Category I research requires approval, so you may not begin data collection until you have received notification of approval from the IRB reviewer(s).
Category II (Expedited Review Research) and Category III (Full Review Research)
If your research does not fall under Category I, it falls under either Category II or Category III. Both categories require the Category II/III Form here. On the Category II/III form you will need to designate into which category your research falls.
The primary difference between Categories II and III is the level of stress, discomfort, deception, etc., involved, and the characteristics of your participants. Check the Category II space on the online form if your research:
Does not involve special or protected populations (e.g., participants under 18 years of age, prisoners, in/outpatients, mentally/physically disabled, pregnant women), and
Involves only minimal risk, minimal discomfort, moderate stress, etc.
Complete the online form and include any additional information that is required or requested. Please note that once the form has been submitted it will be sent to the academic supervisor who must review it and endorse it before the Committee will review it. Two or more members of the IRB will review the proposal and respond, generally within two (working) weeks.

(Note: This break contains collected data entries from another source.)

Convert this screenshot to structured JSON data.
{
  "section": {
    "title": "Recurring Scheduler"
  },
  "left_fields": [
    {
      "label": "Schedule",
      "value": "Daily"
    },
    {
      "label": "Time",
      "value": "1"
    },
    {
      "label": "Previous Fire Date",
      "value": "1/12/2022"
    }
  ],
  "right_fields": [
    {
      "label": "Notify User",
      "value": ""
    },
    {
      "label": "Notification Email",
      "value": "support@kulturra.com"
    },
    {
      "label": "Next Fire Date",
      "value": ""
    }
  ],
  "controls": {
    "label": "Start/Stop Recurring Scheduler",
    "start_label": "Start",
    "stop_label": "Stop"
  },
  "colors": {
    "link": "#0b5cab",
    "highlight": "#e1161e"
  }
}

Because Category II research requires approval you may not begin data collection until you have received notification of approval from the IRB reviewers.
If your proposed research involves:
More than minimal risk, minimal discomfort, moderate stress, etc., or
Involves special or protected populations (participants under 18 years of age, prisoners, in/outpatients, mentally/physically disabled, pregnant women)
then the research falls under Category III, and you should check that space on the form. Complete the online form and attach any required or requested information. The full committee will review the proposal and respond, generally within three (working) weeks. Because Category III research requires approval, you may not begin to collect data until you have received formal approval from the IRB.